Exploring New York’s Erie Canal
New York's Erie Canal region has been designated a national heritage corridor by the US National Park Service. (Richard Cummins/LPI/Getty)
“I don't know if they've said so,” Larry Barnes began, “but this place would still be a dump if it wasn’t for them.”
Barnes is a volunteer at Camillus Erie Canal Park, in the town of Camillus, New York. The “them” he is referring to are David and Liz Beebe, the caretakers of the park, and “this place” is the only remaining navigable aqueduct in New York State, located on an abandoned section of the Erie Canal.
The Beebes are characteristic of many people who live along the 524 miles of the hand-dug Erie Canal that cuts a west-east swath through New York state: knowledgeable and deeply passionate about their relationship to the canal, committed to taking care of their small portion of it -- and a bit mystified that a waterway once so central to US commercial life could be so little-known among modern-day travellers.
Barnes explained that the Beebes led the effort to clean this part of the canal, salvaged the original stones from the aqueduct and then raised the funds to restore it. “Liz was the first person to cross the aqueduct in a kayak,” said David, who even remembers the exact date: “15 August 2009.” Liz just nodded, too busy to talk. Dressed in mid 19th-century garb (she and David also run the park's replica of a mid-1800s general store), she was piloting a slow-moving pontoon toward a dock, where visitors disembarked to see the aqueduct up close.
The thing is, though, there are not many visitors. “Boy Scouts”, said Liz, after she tied up the pontoon.“We have lots of Boy Scouts.”
It seems that few travellers know about New York's Erie Canal region, despite the canal's designation as a national heritage corridor by the US National Park Service and despite the important role that many of the 234 towns along its banks played in US history, especially during the abolition of slavery and the women’s suffrage movement. When it opened in 1825, the canal also made the transportation of goods easier, cheaper and faster and helped precipitate the country’s westward expansion.

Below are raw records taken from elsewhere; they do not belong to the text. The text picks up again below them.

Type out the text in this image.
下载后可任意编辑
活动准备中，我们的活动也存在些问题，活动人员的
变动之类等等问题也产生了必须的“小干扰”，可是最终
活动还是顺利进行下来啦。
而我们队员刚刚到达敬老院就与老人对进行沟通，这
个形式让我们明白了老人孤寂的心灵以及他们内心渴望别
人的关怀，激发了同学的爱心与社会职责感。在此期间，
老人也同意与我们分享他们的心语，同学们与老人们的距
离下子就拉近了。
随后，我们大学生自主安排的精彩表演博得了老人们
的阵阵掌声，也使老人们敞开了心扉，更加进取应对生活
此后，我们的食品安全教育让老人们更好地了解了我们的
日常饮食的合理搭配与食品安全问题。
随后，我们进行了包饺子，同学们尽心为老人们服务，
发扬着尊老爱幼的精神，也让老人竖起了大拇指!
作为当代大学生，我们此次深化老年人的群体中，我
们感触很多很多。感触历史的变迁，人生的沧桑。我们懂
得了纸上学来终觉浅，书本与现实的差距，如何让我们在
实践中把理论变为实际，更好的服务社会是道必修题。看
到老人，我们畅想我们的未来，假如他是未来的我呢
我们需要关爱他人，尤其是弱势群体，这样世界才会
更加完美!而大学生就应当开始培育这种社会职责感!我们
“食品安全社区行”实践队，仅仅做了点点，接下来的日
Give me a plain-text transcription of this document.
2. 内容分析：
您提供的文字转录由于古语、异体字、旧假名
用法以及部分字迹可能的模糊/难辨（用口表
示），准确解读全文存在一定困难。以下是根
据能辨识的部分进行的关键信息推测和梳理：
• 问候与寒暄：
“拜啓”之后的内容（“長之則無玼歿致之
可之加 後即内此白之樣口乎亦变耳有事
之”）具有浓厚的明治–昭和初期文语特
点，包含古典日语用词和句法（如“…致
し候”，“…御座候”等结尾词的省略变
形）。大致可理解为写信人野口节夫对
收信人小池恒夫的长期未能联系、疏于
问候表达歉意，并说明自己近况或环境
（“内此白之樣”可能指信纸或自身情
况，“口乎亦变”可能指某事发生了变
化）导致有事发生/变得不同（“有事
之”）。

“Today kayakers can run the canal from the town of Buffalo in the west of the state all the way to Troy in the east -- a distance of 262 miles -- without portaging once,” said Dan Ward, curator of the Erie Canal Museum, which houses the world's most complete collection of canal-related artefacts and ephemera. It is also located in the only remaining weighlock building in the United States, where boats were weighed when travelling on the canal during the second half of the 19th Century.
However, one of the most interesting and accessible stretches is the 87-mile route between the cities of Rochester and Syracuse, which cuts through the top of New York state's overlooked Finger Lakes wine region. With international airports on each end, you can easily fly into Rochester and out of Syracuse, doing a combination of leisurely driving and paddling for five to seven days between the two cities.
Rochester, New York's third largest city, has a number of attractions to see before you hit the water, including the George Eastman House, a photography and film museum with the largest holding of photographic equipment in the world, as well as major collections of early French photography and work by nature photographer Ansel Adams; the graves of abolitionist Frederick Douglass and suffragist Susan B Anthony (her house is now a museum), both buried in Mount Hope Cemetery; and the National Museum of Play, a museum devoted to toys and games. In the city’s historic High Falls District, pay a visit to High Falls -- the picturesque waterfall that generated the power to grind wheat for Rochester’s main industry, flour production – and try the local beer at the newly-opened Genesee Brew House, where an outdoor terrace and roof patio overlooks the waterfall.